In early 280, when forces of the Jin dynasty invaded Wu, Yu Zhong joined the brothers Lu Yan and Lu Jing in defending Wu. They were all killed in battle, after which Wu was conquered by Jin.

==Family and descendants==
Yu Zhong had 10 brothers. Among them, the notable ones were his fourth brother Yu Si, sixth brother Yu Song, and eighth brother Yu Bing.

Yu Zhong married a grandniece of Sun Quan. They had a son, Yu Tan (虞潭; 280-336 (Note: Zhengao recorded that Yu Tan died at the age of 70 (by East Asian reckoning) in the 8th year of the Xiankang era (c.342). If Yu Tan was 79 (by East Asian reckoning) in 342, then his birth year should be c.264, making him a teenager when his father died during the Jin invasion of Wu.)), whose courtesy name was Si'ao (思奧).
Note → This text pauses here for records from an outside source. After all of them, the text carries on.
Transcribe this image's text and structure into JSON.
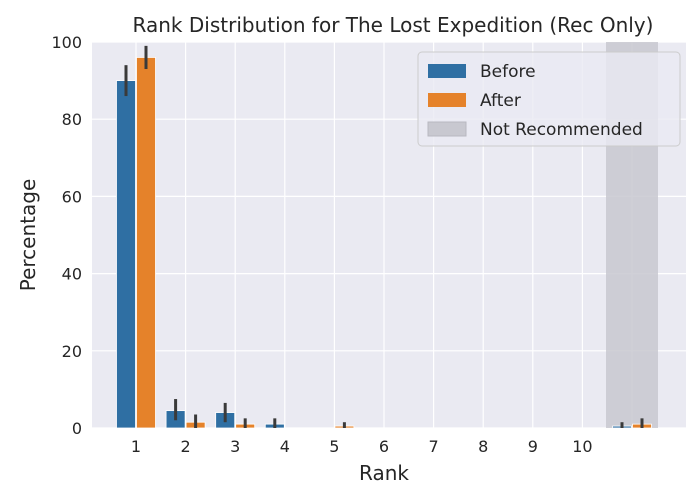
{
  "chart_data": {
    "type": "bar",
    "title": "Rank Distribution for The Lost Expedition (Rec Only)",
    "xlabel": "Rank",
    "ylabel": "Percentage",
    "ylim": [
      0,
      100
    ],
    "yticks": [
      0,
      20,
      40,
      60,
      80,
      100
    ],
    "grid": true,
    "legend_position": "top-right",
    "categories": [
      "1",
      "2",
      "3",
      "4",
      "5",
      "6",
      "7",
      "8",
      "9",
      "10",
      ""
    ],
    "series": [
      {
        "name": "Before",
        "color": "#2f6fa3",
        "values": [
          90,
          4.5,
          4,
          1,
          0,
          0,
          0,
          0,
          0,
          0,
          0.5
        ],
        "error_low": [
          86,
          2,
          1.5,
          0,
          0,
          0,
          0,
          0,
          0,
          0,
          0
        ],
        "error_high": [
          94,
          7.5,
          6.5,
          2.5,
          0,
          0,
          0,
          0,
          0,
          0,
          1.5
        ]
      },
      {
        "name": "After",
        "color": "#e5822a",
        "values": [
          96,
          1.5,
          1,
          0,
          0.5,
          0,
          0,
          0,
          0,
          0,
          1
        ],
        "error_low": [
          93,
          0,
          0,
          0,
          0,
          0,
          0,
          0,
          0,
          0,
          0
        ],
        "error_high": [
          99,
          3.5,
          2.5,
          0,
          1.5,
          0,
          0,
          0,
          0,
          0,
          2.5
        ]
      }
    ],
    "shaded_region": {
      "name": "Not Recommended",
      "category_index": 10,
      "color": "#c8c8d0"
    }
  }
}
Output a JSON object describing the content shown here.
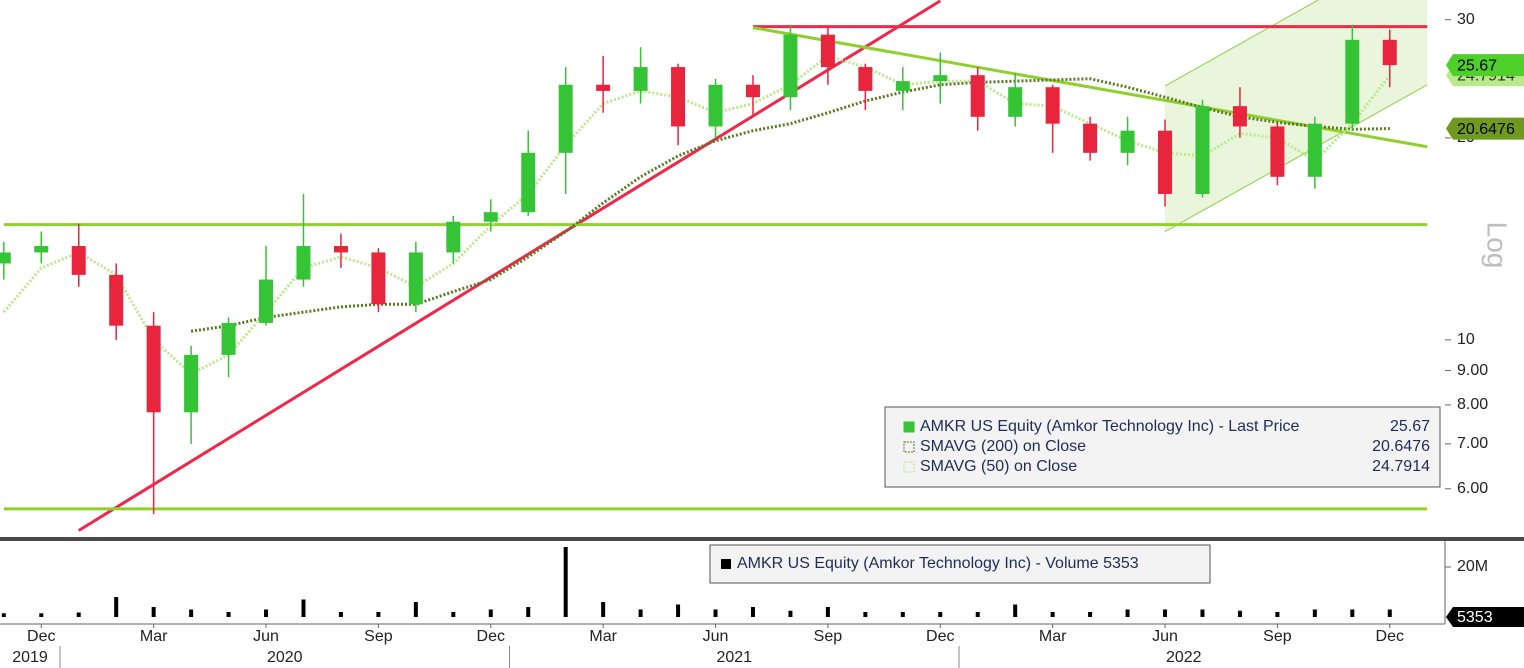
{
  "chart_data": [
    {
      "type": "candlestick",
      "name": "AMKR US Equity (Amkor Technology Inc) - Last Price",
      "x": [
        "2019-11",
        "2019-12",
        "2020-01",
        "2020-02",
        "2020-03",
        "2020-04",
        "2020-05",
        "2020-06",
        "2020-07",
        "2020-08",
        "2020-09",
        "2020-10",
        "2020-11",
        "2020-12",
        "2021-01",
        "2021-02",
        "2021-03",
        "2021-04",
        "2021-05",
        "2021-06",
        "2021-07",
        "2021-08",
        "2021-09",
        "2021-10",
        "2021-11",
        "2021-12",
        "2022-01",
        "2022-02",
        "2022-03",
        "2022-04",
        "2022-05",
        "2022-06",
        "2022-07",
        "2022-08",
        "2022-09",
        "2022-10",
        "2022-11",
        "2022-12"
      ],
      "open": [
        13,
        13.5,
        13.8,
        12.5,
        10.5,
        7.8,
        9.5,
        10.6,
        12.3,
        13.8,
        13.5,
        11.3,
        13.5,
        15,
        15.5,
        19,
        24,
        23.5,
        25.5,
        20.8,
        24,
        23,
        28.5,
        25.5,
        23.5,
        24.3,
        24.8,
        21.5,
        23.8,
        21,
        19,
        20.5,
        16.5,
        22.3,
        20.8,
        17.5,
        21,
        28
      ],
      "high": [
        14,
        14.5,
        14.9,
        13,
        11,
        9.8,
        10.8,
        13.8,
        16.5,
        14.4,
        13.7,
        14,
        15.3,
        16.2,
        20.5,
        25.5,
        26.5,
        27.3,
        25.8,
        24.5,
        24.8,
        29.5,
        29.4,
        25.8,
        25.5,
        26.8,
        25.5,
        25,
        24,
        21.5,
        21.5,
        21.3,
        22.8,
        23.8,
        21,
        21.5,
        29.5,
        29
      ],
      "low": [
        12.3,
        13,
        12,
        10,
        5.5,
        7,
        8.8,
        10.5,
        12,
        12.8,
        11,
        11,
        13,
        14.5,
        15.3,
        16.5,
        21.8,
        22.5,
        19.5,
        20,
        21.5,
        22,
        24,
        22,
        22,
        22.5,
        20.5,
        20.8,
        19,
        18.5,
        18.2,
        15.8,
        16.3,
        20,
        17,
        16.8,
        20.5,
        23.8
      ],
      "close": [
        13.5,
        13.8,
        12.5,
        10.5,
        7.8,
        9.5,
        10.6,
        12.3,
        13.8,
        13.5,
        11.3,
        13.5,
        15,
        15.5,
        19,
        24,
        23.5,
        25.5,
        20.8,
        24,
        23,
        28.5,
        25.5,
        23.5,
        24.3,
        24.8,
        21.5,
        23.8,
        21,
        19,
        20.5,
        16.5,
        22.3,
        20.8,
        17.5,
        21,
        28,
        25.67
      ],
      "color": "#35c435",
      "down_color": "#e8253d",
      "overlays": [
        {
          "name": "SMAVG (200)  on Close",
          "color": "#5a7a22",
          "values": [
            null,
            null,
            null,
            null,
            null,
            10.3,
            10.5,
            10.8,
            11.0,
            11.2,
            11.3,
            11.3,
            11.8,
            12.3,
            13.3,
            14.5,
            16.0,
            17.5,
            18.8,
            19.8,
            20.5,
            21.0,
            21.8,
            22.7,
            23.4,
            24.0,
            24.2,
            24.3,
            24.4,
            24.5,
            23.8,
            23.0,
            22.2,
            21.5,
            21.1,
            20.8,
            20.6,
            20.6476
          ]
        },
        {
          "name": "SMAVG (50)  on Close",
          "color": "#b9e98a",
          "values": [
            11.0,
            12.8,
            13.5,
            12.5,
            10.0,
            8.9,
            9.5,
            11.0,
            12.8,
            13.3,
            12.8,
            12.0,
            13.0,
            14.8,
            16.5,
            19.5,
            22.5,
            23.5,
            23.0,
            21.8,
            22.5,
            24.0,
            26.5,
            25.5,
            24.0,
            24.3,
            24.3,
            22.5,
            22.3,
            21.0,
            19.8,
            19.0,
            18.8,
            20.3,
            20.0,
            18.5,
            21.0,
            24.7914
          ]
        }
      ],
      "log_scale": true,
      "axis_label": "Log",
      "ylim": [
        5.12,
        32.1
      ],
      "yticks": [
        {
          "value": 6,
          "label": "6.00"
        },
        {
          "value": 7,
          "label": "7.00"
        },
        {
          "value": 8,
          "label": "8.00"
        },
        {
          "value": 9,
          "label": "9.00"
        },
        10,
        20,
        30
      ],
      "trendlines": [
        {
          "color": "#f0284a",
          "from": [
            "2021-07",
            29.3
          ],
          "to": [
            "2023-01",
            29.3
          ]
        },
        {
          "color": "#f0284a",
          "from": [
            "2020-01",
            5.2
          ],
          "to": [
            "2021-12",
            32
          ]
        },
        {
          "color": "#8fd12c",
          "from": [
            "2019-11",
            14.85
          ],
          "to": [
            "2023-01",
            14.85
          ]
        },
        {
          "color": "#8fd12c",
          "from": [
            "2019-11",
            5.6
          ],
          "to": [
            "2023-01",
            5.6
          ]
        },
        {
          "color": "#8fd12c",
          "from": [
            "2021-07",
            29.2
          ],
          "to": [
            "2023-01",
            19.4
          ]
        }
      ],
      "channel": {
        "color": "#9ad65a",
        "lower": [
          [
            "2022-06",
            14.5
          ],
          [
            "2023-01",
            24.0
          ]
        ],
        "upper": [
          [
            "2022-06",
            23.9
          ],
          [
            "2023-01",
            39.6
          ]
        ]
      }
    },
    {
      "type": "bar",
      "name": "AMKR US Equity (Amkor Technology Inc) - Volume",
      "x": [
        "2019-11",
        "2019-12",
        "2020-01",
        "2020-02",
        "2020-03",
        "2020-04",
        "2020-05",
        "2020-06",
        "2020-07",
        "2020-08",
        "2020-09",
        "2020-10",
        "2020-11",
        "2020-12",
        "2021-01",
        "2021-02",
        "2021-03",
        "2021-04",
        "2021-05",
        "2021-06",
        "2021-07",
        "2021-08",
        "2021-09",
        "2021-10",
        "2021-11",
        "2021-12",
        "2022-01",
        "2022-02",
        "2022-03",
        "2022-04",
        "2022-05",
        "2022-06",
        "2022-07",
        "2022-08",
        "2022-09",
        "2022-10",
        "2022-11",
        "2022-12"
      ],
      "values": [
        1500000,
        1500000,
        1800000,
        8000000,
        4000000,
        3000000,
        2000000,
        3000000,
        7000000,
        2000000,
        2000000,
        6000000,
        2000000,
        3000000,
        4000000,
        28000000,
        6000000,
        3000000,
        5000000,
        3000000,
        4000000,
        2500000,
        4000000,
        2000000,
        2000000,
        2000000,
        2000000,
        5000000,
        2000000,
        2000000,
        3000000,
        3000000,
        3000000,
        2500000,
        2000000,
        3000000,
        3000000,
        3000000
      ],
      "last_value": 5353,
      "color": "#000000",
      "ylim": [
        0,
        30800000
      ],
      "yticks": [
        {
          "value": 20000000,
          "label": "20M"
        }
      ],
      "xticks": [
        {
          "value": "2019-12",
          "label": "Dec"
        },
        {
          "value": "2020-03",
          "label": "Mar"
        },
        {
          "value": "2020-06",
          "label": "Jun"
        },
        {
          "value": "2020-09",
          "label": "Sep"
        },
        {
          "value": "2020-12",
          "label": "Dec"
        },
        {
          "value": "2021-03",
          "label": "Mar"
        },
        {
          "value": "2021-06",
          "label": "Jun"
        },
        {
          "value": "2021-09",
          "label": "Sep"
        },
        {
          "value": "2021-12",
          "label": "Dec"
        },
        {
          "value": "2022-03",
          "label": "Mar"
        },
        {
          "value": "2022-06",
          "label": "Jun"
        },
        {
          "value": "2022-09",
          "label": "Sep"
        },
        {
          "value": "2022-12",
          "label": "Dec"
        }
      ],
      "year_labels": [
        "2019",
        "2020",
        "2021",
        "2022"
      ]
    }
  ]
}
The historical text Jin Yang Qiu (晉陽秋; by Jin historian Sun Sheng) described Yu Tan as a virtuous and morally upright person who appeared weak on the outside, but was actually courageous and resilient on the inside. (Note: Yu Tan's biography in Jin Shu also recorded this observation.) Yu Tan served in the imperial court of the Jin dynasty and rose through the ranks to the position of General of the Guards (衞將軍). (Note: The annals of Emperor Cheng in Book of Jin recorded that Yu Tan was made General of the Guards on 16 Feb 336.) He was allowed to set up his own office and received the same honours as the Three Ducal Ministers. He died at the age of 79 (by East Asian reckoning) and was posthumously awarded the appointment Palace Attendant (侍中) and Left Household Counsellor (左光祿大夫); he was also given the posthumous name Xiaolie. Yu Tan had a son, Yu Ge (虞仡 (Note: The character "仡" has two pronunciations: "yì" and "gē")), who inherited his peerage of Marquis of Wuchang County (武昌县侯). (Note: Yu Tan had another son named Yu Chu (虞楚), who was mentioned in Lady Sun's biography in vol.96 of Jin Shu.) Yu Ge was the father of Yu Xiaofu (虞啸父).

Yu Zhong had another son, whose name was unrecorded but was older than Yu Tan. This unnamed son had a son named Yu Fei (虞𩦎). Yu Fei himself had a son, Yu Gu (虞谷).